Chopping Mall, “maravilhosamente” traduzido no Brasil como Robôs Assassinos, é um obscuro filme de terror (no estilo slasher) e ficção científica, lançado em 1986 e dirigido por Jim Wynorski, alguém de quem vocês provavelmente nunca ouviram falar.

A história se passa em um shopping center moderno que acaba de instalar um sistema de segurança de última geração. O sistema é composto por três robôs equipados com armas de choque e lasers, programados para identificar e capturar possíveis criminosos.

Depois do fechamento do shopping, um grupo de jovens funcionários decide permanecer escondido no local para fazer uma festa secreta. Durante a noite, porém, um raio atinge o prédio e provoca uma falha no sistema central.

Os robôs entram em modo de segurança, trancam todas as saídas e passam a identificar os jovens como criminosos, caçando-os pelos não-lugares de pátios e galerias comerciais.

Quando fui assistir ao filme, há uns 10 anos atrás (eu acho), esperava encontrar apenas algo divertido e descompromissado. E Chopping Mall entregou exatamente isso.
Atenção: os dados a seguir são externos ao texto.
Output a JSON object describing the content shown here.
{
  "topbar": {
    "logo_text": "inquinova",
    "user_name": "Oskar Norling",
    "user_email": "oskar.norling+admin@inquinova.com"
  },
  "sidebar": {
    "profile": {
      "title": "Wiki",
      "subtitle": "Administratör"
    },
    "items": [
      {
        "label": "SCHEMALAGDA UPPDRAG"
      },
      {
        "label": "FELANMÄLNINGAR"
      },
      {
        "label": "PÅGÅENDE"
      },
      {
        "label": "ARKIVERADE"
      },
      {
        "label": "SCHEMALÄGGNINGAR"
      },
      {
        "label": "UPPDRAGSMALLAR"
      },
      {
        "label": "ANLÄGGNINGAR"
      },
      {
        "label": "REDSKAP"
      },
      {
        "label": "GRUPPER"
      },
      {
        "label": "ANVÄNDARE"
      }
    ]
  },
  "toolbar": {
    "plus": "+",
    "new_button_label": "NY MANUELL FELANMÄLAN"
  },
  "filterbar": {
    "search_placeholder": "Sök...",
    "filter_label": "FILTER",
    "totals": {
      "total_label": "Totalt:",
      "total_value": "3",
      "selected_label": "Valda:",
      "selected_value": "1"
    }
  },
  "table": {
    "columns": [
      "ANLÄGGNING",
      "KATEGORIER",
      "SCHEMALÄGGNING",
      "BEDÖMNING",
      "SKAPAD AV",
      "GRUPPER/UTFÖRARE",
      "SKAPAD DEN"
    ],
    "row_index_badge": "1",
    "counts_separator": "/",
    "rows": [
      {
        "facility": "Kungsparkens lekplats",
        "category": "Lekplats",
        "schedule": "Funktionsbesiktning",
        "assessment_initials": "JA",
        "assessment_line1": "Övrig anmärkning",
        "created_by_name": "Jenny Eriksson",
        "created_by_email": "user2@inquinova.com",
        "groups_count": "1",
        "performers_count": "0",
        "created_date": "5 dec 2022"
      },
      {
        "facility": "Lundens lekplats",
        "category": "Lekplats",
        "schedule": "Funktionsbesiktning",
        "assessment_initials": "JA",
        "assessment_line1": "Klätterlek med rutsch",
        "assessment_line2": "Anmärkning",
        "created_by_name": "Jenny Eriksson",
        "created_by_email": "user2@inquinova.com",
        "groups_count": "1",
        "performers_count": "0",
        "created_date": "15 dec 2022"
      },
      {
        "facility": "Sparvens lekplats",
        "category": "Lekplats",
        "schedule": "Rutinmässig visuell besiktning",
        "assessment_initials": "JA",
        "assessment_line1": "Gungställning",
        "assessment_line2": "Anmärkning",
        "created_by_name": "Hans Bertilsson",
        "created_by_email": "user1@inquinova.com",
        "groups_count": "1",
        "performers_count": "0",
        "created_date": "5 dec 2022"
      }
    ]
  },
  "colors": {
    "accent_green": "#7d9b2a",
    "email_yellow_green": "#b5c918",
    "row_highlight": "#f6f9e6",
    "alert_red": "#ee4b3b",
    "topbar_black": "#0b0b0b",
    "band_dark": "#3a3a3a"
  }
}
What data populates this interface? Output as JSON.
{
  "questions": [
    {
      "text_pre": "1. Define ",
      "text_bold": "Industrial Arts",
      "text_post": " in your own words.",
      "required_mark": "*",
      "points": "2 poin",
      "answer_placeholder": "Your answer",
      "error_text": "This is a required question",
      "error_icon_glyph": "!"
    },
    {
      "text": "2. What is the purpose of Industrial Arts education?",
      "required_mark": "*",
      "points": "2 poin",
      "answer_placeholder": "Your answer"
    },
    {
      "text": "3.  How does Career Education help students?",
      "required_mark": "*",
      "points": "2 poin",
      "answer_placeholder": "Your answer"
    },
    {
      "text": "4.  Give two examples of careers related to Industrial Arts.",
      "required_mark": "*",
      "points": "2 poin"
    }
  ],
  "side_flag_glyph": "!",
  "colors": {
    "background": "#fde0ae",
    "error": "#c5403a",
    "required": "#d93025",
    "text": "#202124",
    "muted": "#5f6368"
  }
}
O que eu não esperava era que o filme fosse me oferecer, além disso, uma sátira bastante inteligente sobre consumismo, capitalismo e vigilância.

No fim das contas, Chopping Mall ficou marcado na minha memória como um excelente exemplo de filme cyberpunk que, inclusive, antecipa vários elementos que seriam explorados um ano depois em RoboCop, de Paul Verhoeven.

Em suma, por tudo o que o filme antecipa e pelo seu inteligente cinismo, acho que, mesmo não sendo amplamente conhecido, ele merece entrar na lista dos filmes criminosamente esnobados.